The Direction of the Current Debate

Saturday, June 1, 2013

We may legitimately anticipate how the women in combat issue may eventually play out. After insisting that female soldiers must meet the same rigorous physical standards for front line combat units as do men, in time–and perhaps in not so long time–we will begin to hear that these demanding requirements are somewhat ossified and now arbitrary in our postmodern, high-tech world, or can be adjusted for gender considerations without impairing a unit’s combat effectiveness, or that female aviators or ship officers have proven that gender has become irrelevant in their own combat situations, and thus by extension, ground combat units should follow suit.

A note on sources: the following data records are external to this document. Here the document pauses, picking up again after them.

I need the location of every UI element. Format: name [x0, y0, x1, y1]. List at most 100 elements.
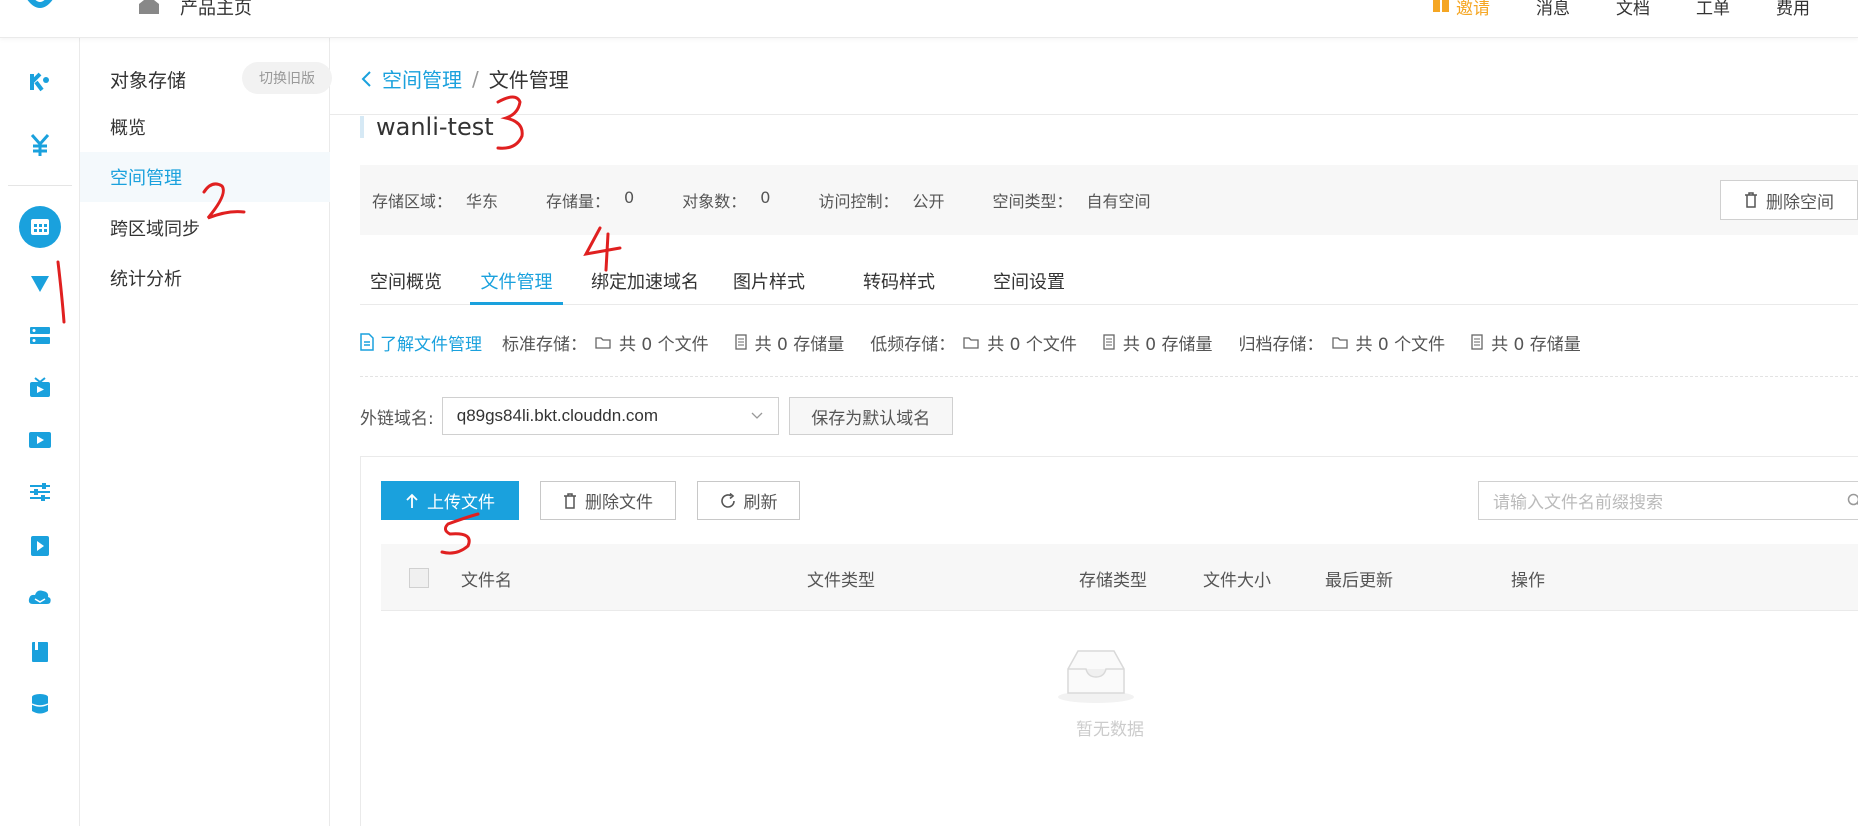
trash-icon: [1745, 192, 1757, 208]
standard-storage-size: 共 0 存储量: [734, 330, 845, 355]
storage-bar-icon: [1103, 334, 1115, 350]
tab-bucket-settings[interactable]: 空间设置: [990, 260, 1068, 305]
info-value: 0: [624, 188, 635, 207]
breadcrumb-separator: /: [472, 66, 479, 91]
tab-label: 空间设置: [993, 272, 1065, 293]
empty-text: 暂无数据: [1076, 720, 1144, 740]
archive-file-count: 共 0 个文件: [1331, 330, 1446, 355]
breadcrumb-current: 文件管理: [488, 68, 569, 92]
book-icon[interactable]: [20, 632, 60, 672]
column-header-storage-type[interactable]: 存储类型: [1079, 566, 1147, 591]
storage-bar-icon: [1471, 334, 1483, 350]
search-placeholder: 请输入文件名前缀搜索: [1493, 493, 1663, 513]
tickets-link[interactable]: 工单: [1696, 0, 1730, 19]
messages-link[interactable]: 消息: [1536, 0, 1570, 19]
info-value: 华东: [466, 192, 499, 211]
home-icon: [139, 0, 159, 14]
cloud-mail-icon[interactable]: [20, 578, 60, 618]
tab-label: 图片样式: [733, 272, 805, 293]
column-header-filename[interactable]: 文件名: [461, 566, 512, 591]
storage-size-text: 共 0 存储量: [754, 334, 845, 355]
file-count-text: 共 0 个文件: [987, 334, 1077, 355]
column-header-file-size[interactable]: 文件大小: [1203, 566, 1271, 591]
product-sidebar: 对象存储 切换旧版 概览 空间管理 跨区域同步 统计分析: [80, 38, 332, 826]
domain-value: q89gs84li.bkt.clouddn.com: [456, 406, 659, 425]
empty-inbox-icon: [1058, 650, 1134, 703]
infrequent-storage-size: 共 0 存储量: [1103, 330, 1213, 355]
folder-icon: [595, 336, 611, 349]
annotation-5: 5: [440, 512, 480, 555]
breadcrumb: 空间管理 / 文件管理: [360, 64, 569, 93]
column-header-actions: 操作: [1511, 571, 1545, 591]
chevron-down-icon: [751, 412, 763, 419]
back-chevron-icon[interactable]: [360, 70, 372, 88]
section-divider: [360, 376, 1858, 377]
top-bar: 产品主页 邀请 消息 文档 工单 费用: [0, 0, 1858, 38]
breadcrumb-parent-link[interactable]: 空间管理: [382, 64, 462, 93]
database-icon[interactable]: [20, 684, 60, 724]
breadcrumb-bar: 空间管理 / 文件管理: [330, 38, 1858, 115]
billing-icon[interactable]: [20, 125, 60, 165]
sidebar-title: 对象存储: [110, 70, 187, 92]
tab-transcode-style[interactable]: 转码样式: [860, 260, 938, 305]
domain-row: 外链域名: q89gs84li.bkt.clouddn.com 保存为默认域名: [360, 397, 953, 435]
domain-label: 外链域名:: [360, 408, 434, 429]
file-count-text: 共 0 个文件: [1355, 334, 1446, 355]
standard-file-count: 共 0 个文件: [595, 330, 709, 355]
switch-old-version-button[interactable]: 切换旧版: [242, 62, 332, 94]
settings-sliders-icon[interactable]: [20, 472, 60, 512]
storage-size-text: 共 0 存储量: [1491, 334, 1581, 355]
refresh-button[interactable]: 刷新: [697, 481, 800, 520]
archive-storage-size: 共 0 存储量: [1471, 330, 1581, 355]
sidebar-item-statistics[interactable]: 统计分析: [80, 253, 330, 303]
learn-file-management-link[interactable]: 了解文件管理: [360, 330, 482, 355]
info-value: 0: [760, 188, 771, 207]
player-icon[interactable]: [20, 526, 60, 566]
file-count-text: 共 0 个文件: [619, 334, 709, 355]
tab-bucket-overview[interactable]: 空间概览: [360, 260, 452, 305]
storage-app-icon[interactable]: [19, 206, 61, 248]
info-value: 公开: [912, 192, 945, 211]
product-home-link[interactable]: 产品主页: [180, 0, 252, 20]
arrow-up-icon: [406, 493, 418, 508]
gift-icon: [1433, 0, 1449, 12]
delete-file-label: 删除文件: [585, 493, 653, 513]
table-header: 文件名 文件类型 存储类型 文件大小 最后更新 操作: [381, 544, 1858, 611]
live-icon[interactable]: [20, 368, 60, 408]
search-icon[interactable]: [1847, 493, 1858, 509]
tab-image-style[interactable]: 图片样式: [730, 260, 808, 305]
standard-storage-label: 标准存储：: [502, 334, 587, 355]
sidebar-item-overview[interactable]: 概览: [80, 102, 330, 152]
delete-space-button[interactable]: 删除空间: [1720, 180, 1858, 220]
tab-file-management[interactable]: 文件管理: [470, 260, 563, 305]
column-header-last-updated[interactable]: 最后更新: [1325, 566, 1393, 591]
docs-link[interactable]: 文档: [1616, 0, 1650, 19]
file-search-input[interactable]: 请输入文件名前缀搜索: [1478, 481, 1858, 520]
sidebar-item-label: 统计分析: [110, 269, 182, 290]
logo-icon[interactable]: [18, 0, 62, 20]
icon-rail: [0, 38, 80, 826]
domain-select[interactable]: q89gs84li.bkt.clouddn.com: [441, 397, 779, 435]
column-header-file-type[interactable]: 文件类型: [807, 566, 875, 591]
media-icon[interactable]: [20, 420, 60, 460]
info-access: 访问控制： 公开: [818, 188, 944, 212]
billing-link[interactable]: 费用: [1776, 0, 1810, 19]
info-label: 空间类型：: [992, 192, 1073, 211]
refresh-label: 刷新: [743, 493, 778, 513]
kodo-icon[interactable]: [20, 62, 60, 102]
trash-icon: [564, 492, 576, 509]
sidebar-item-label: 概览: [110, 118, 146, 139]
delete-space-label: 删除空间: [1766, 192, 1834, 213]
delete-file-button[interactable]: 删除文件: [540, 481, 676, 520]
info-label: 存储区域：: [372, 192, 453, 211]
sidebar-item-label: 空间管理: [110, 168, 182, 189]
file-panel: 上传文件 删除文件 刷新 请输入文件名前缀搜索 文件名 文件类型 存储类型 文件…: [360, 456, 1858, 826]
tab-label: 转码样式: [863, 272, 935, 293]
select-all-checkbox[interactable]: [409, 568, 429, 588]
document-icon: [360, 333, 374, 351]
info-region: 存储区域： 华东: [372, 188, 498, 212]
info-label: 对象数：: [682, 192, 747, 211]
save-default-domain-button[interactable]: 保存为默认域名: [788, 397, 953, 435]
invite-link[interactable]: 邀请: [1456, 0, 1490, 19]
storage-stats-row: 了解文件管理 标准存储： 共 0 个文件 共 0 存储量 低频存储： 共 0 个…: [360, 322, 1607, 362]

Following necessary alterations in current physical standards, Army and Marine officers will then be obliged to consider whether female participation in their particular ground combat units are proper reflections of the Pentagon’s efforts to ensure gender diversity. And there will probably then follow subtle pressures to ensure gender equality.

The issue is reflective of a larger debate within American society about whether the military by its very nature is somewhat different from other civilian institutions and therefore at times exempt from their protocols, or it should conform exactly to the norms adopted by the rest of the 21st-century federal bureaucracy. Also implicit in the discussion is a certain liberal disconnect. At times, progressives distrust the supposedly militaristic and authoritarian nature of the armed forces, yet also find the Pentagon’s ability to enact liberal social policy by fiat, bypassing cumbersome congressional debate, quite attractive–whether in implementing new policies about homosexuals in the military or the current policy change about women in combat.

There is also another implicit assumption: the high-tech, professional American military is deemed so competent and superior to rivals that it has the luxury to embark on social experimentation. We supposedly enjoy such a margin of error that if we discover in time that the presence of women in wartime combat units imperils fighting efficacy, the downside will not be such to imperil the mission–or at least be countenanced by the resulting social benefits as defined by government officials and Pentagon bureaucrats.